Here’s an example of a blooper I made last week while developing a new recipe and reducing a sauce on the stove top. I had only stepped away for a couple minutes, but when I returned to the kitchen I was greeted by the smell of burnt food. My sauce had reduced alright – but to a thick, black, caked-on layer at the bottom of the pan!
Yup, I burnt this baby good. So what was a girl to do? Sure, I could have secretly tossed the pan, but it’s hard to hide such a mistake with people from Chatelaine magazine wandering into the kitchen every five minutes asking “Is something burning?”
So out came our trusty old friend – baking soda – to save the day.
Baking soda is known not just for it’s rising power in baked goods, but also as a cleaning tool.
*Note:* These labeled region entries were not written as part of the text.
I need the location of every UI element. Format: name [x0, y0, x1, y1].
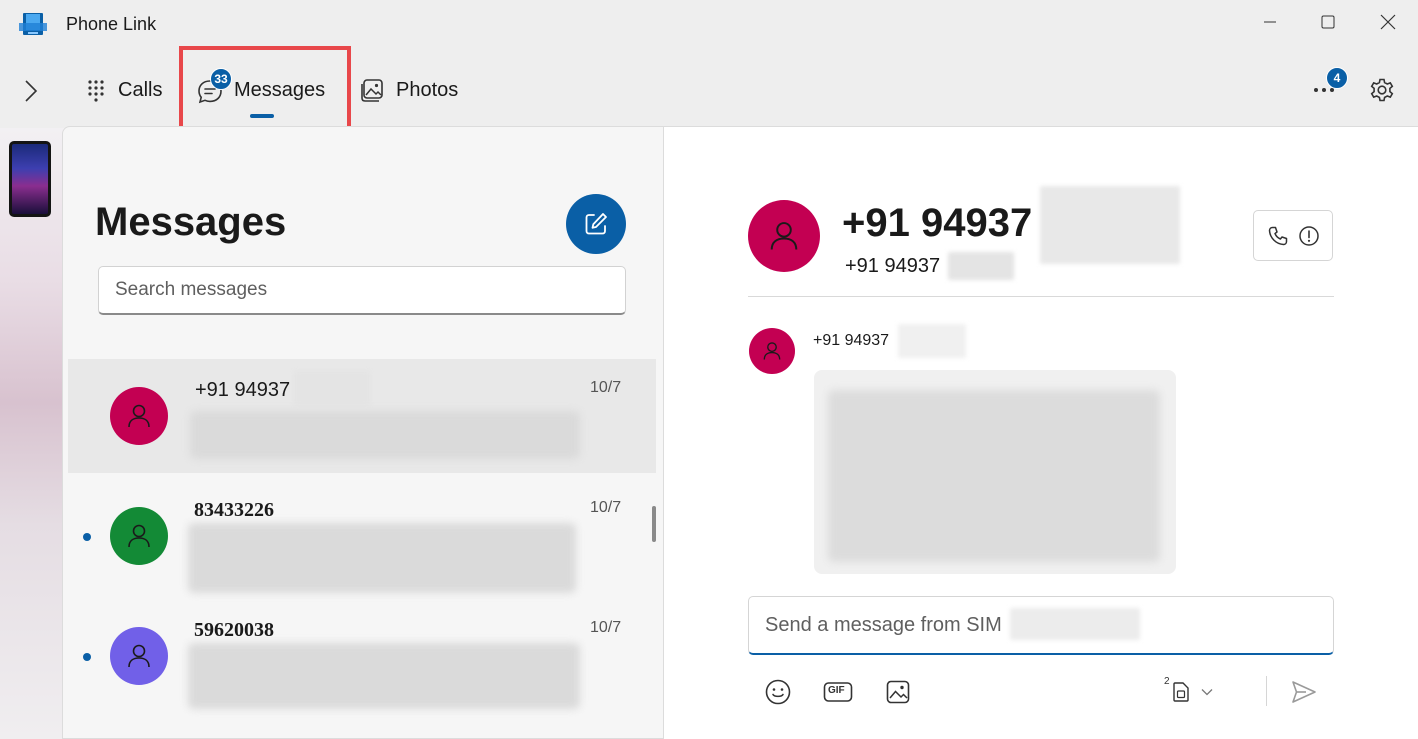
redacted-block [1010, 608, 1140, 640]
person-icon [763, 342, 781, 360]
dialpad-icon [88, 80, 104, 102]
phone-thumbnail[interactable] [9, 141, 51, 217]
conversation-item[interactable]: +91 94937 10/7 [68, 359, 656, 473]
more-options-button[interactable]: 4 [1304, 67, 1348, 108]
minimize-button[interactable] [1240, 0, 1300, 44]
highlight-annotation-box [179, 46, 351, 134]
conversation-date: 10/7 [590, 499, 622, 516]
conversation-contact-name: 83433226 [194, 499, 274, 521]
message-sender-name: +91 94937 [813, 332, 890, 349]
gear-icon [1370, 78, 1394, 102]
conversation-item[interactable]: 59620038 10/7 [68, 599, 656, 713]
phone-screen-preview [12, 144, 48, 214]
compose-icon [585, 213, 607, 235]
tab-photos-label: Photos [396, 78, 459, 101]
conversation-date: 10/7 [590, 379, 622, 396]
conversation-item[interactable]: 83433226 10/7 [68, 479, 656, 593]
message-list-scrollbar[interactable] [652, 506, 656, 542]
toolbar-divider [1266, 676, 1267, 706]
person-icon [128, 404, 150, 428]
header-divider [748, 296, 1334, 297]
notifications-badge: 4 [1326, 67, 1348, 89]
expand-sidebar-button[interactable] [14, 74, 48, 108]
conversation-date: 10/7 [590, 619, 622, 636]
info-icon [1298, 225, 1319, 246]
sim-selector-dropdown[interactable] [1166, 674, 1218, 710]
conversation-contact-number: +91 94937 [845, 255, 941, 277]
sim-card-icon [1173, 682, 1189, 702]
maximize-icon [1321, 15, 1335, 29]
contact-info-button[interactable] [1298, 225, 1320, 247]
redacted-message-preview [188, 523, 576, 593]
send-icon [1292, 681, 1316, 703]
new-message-button[interactable] [566, 194, 626, 254]
redacted-message-preview [190, 411, 580, 459]
attach-image-button[interactable] [880, 674, 916, 710]
chevron-down-icon [1201, 689, 1213, 696]
person-icon [128, 644, 150, 668]
phone-icon [1268, 226, 1287, 245]
conversation-contact-name: 59620038 [194, 619, 274, 641]
minimize-icon [1264, 21, 1276, 23]
call-button[interactable] [1267, 225, 1289, 247]
conversation-contact-name: +91 94937 [842, 201, 1033, 245]
message-sender-avatar [749, 328, 795, 374]
emoji-icon [765, 679, 791, 705]
redacted-block [294, 371, 370, 405]
message-bubble [814, 370, 1176, 574]
phone-link-app-icon [19, 11, 47, 37]
emoji-button[interactable] [760, 674, 796, 710]
contact-avatar [110, 387, 168, 445]
tab-calls[interactable]: Calls [84, 62, 162, 118]
contact-avatar [110, 507, 168, 565]
conversation-contact-name: +91 94937 [195, 379, 291, 401]
close-button[interactable] [1358, 0, 1418, 44]
person-icon [770, 222, 798, 250]
redacted-message-preview [188, 643, 580, 709]
image-icon [886, 680, 910, 704]
close-icon [1380, 14, 1396, 30]
maximize-button[interactable] [1298, 0, 1358, 44]
tab-photos[interactable]: Photos [360, 62, 458, 118]
contact-actions-group [1253, 210, 1333, 261]
gif-button[interactable]: GIF [820, 674, 856, 710]
redacted-block [948, 252, 1014, 280]
chevron-right-icon [25, 80, 38, 102]
redacted-message-content [828, 390, 1160, 562]
search-messages-input[interactable] [98, 266, 626, 315]
app-title: Phone Link [66, 14, 157, 34]
gif-label: GIF [828, 685, 845, 696]
redacted-block [1040, 186, 1180, 264]
settings-button[interactable] [1364, 72, 1400, 108]
contact-avatar [110, 627, 168, 685]
person-icon [128, 524, 150, 548]
unread-indicator [83, 533, 91, 541]
conversation-contact-avatar [748, 200, 820, 272]
messages-list-title: Messages [95, 200, 287, 244]
tab-calls-label: Calls [118, 78, 163, 101]
unread-indicator [83, 653, 91, 661]
desktop-wallpaper [0, 128, 64, 739]
photo-icon [361, 79, 383, 102]
redacted-block [898, 324, 966, 358]
send-button[interactable] [1286, 674, 1322, 710]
You can use it as a de-greaser to clean ovens and stove tops; mix it with equal part vinegar to clean your drains (think 7th-grade volcano project); and of course keep an open box in your fridge to absorb odours.
I simply sprinkled some baking soda in the pot (liberally)…
And poured in just enough water to cover the char.
I placed the pot on the stove top, and let it simmer on medium-low for an hour. I then rinsed out the pan and let it dry. The caked-on mess turned into a flaky black mass was easily scrubbed off. You might have to repeat this step, depending on how burnt your pan is.